1

I am encountering an error that can probably be worked around but conceptually confusing to me and wondering if someone could shed some light.

When I recurse through directory structure calling shutil.rmtree() under certain condition, I get an error that amounts to an attempt to delete an already deleted object. Here is a simplest example:

def deleteFolder(path):
    for obj in glob.glob(os.path.join(path, '*')):
        print('obj name is ',obj)
        if os.path.isdir(obj):
            deleteFolder(obj)
    print('removing path ',path)
    print(os.listdir(path))
    shutil.rmtree(path,False)


WindowsError                              Traceback (most recent call last)
<ipython-input-36-ad9561d5fc92> in <module>()
      2 #path = 'C:\Users\Wes\Desktop\Test\Morphine\Album1'
      3 #shutil.rmtree(path)
----> 4 deleteFolder('C:\Users\Wes\Desktop\Test\Level1')
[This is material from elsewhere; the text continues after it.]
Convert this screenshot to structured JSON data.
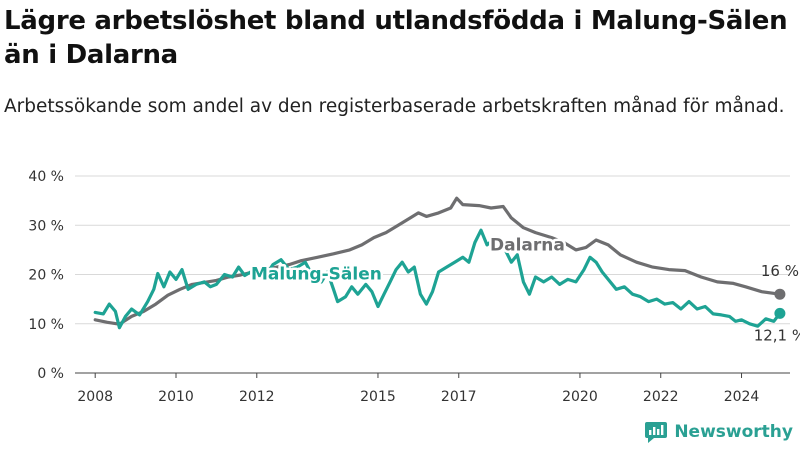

<ipython-input-35-14a315bc6a80> in deleteFolder(path)
     30     print('removing path ',path)
     31     print(os.listdir(path))
---> 32     shutil.rmtree(path,False)

C:\Users\Wes\Anaconda2\lib\shutil.pyc in rmtree(path, ignore_errors, onerror)
    250                 os.remove(fullname)
    251             except os.error, err:
--> 252                 onerror(os.remove, fullname, sys.exc_info())
    253     try:
    254         os.rmdir(path)

C:\Users\Wes\Anaconda2\lib\shutil.pyc in rmtree(path, ignore_errors, onerror)
    248         else:
    249             try:
--> 250                 os.remove(fullname)
    251             except os.error, err:
    252                 onerror(os.remove, fullname, sys.exc_info())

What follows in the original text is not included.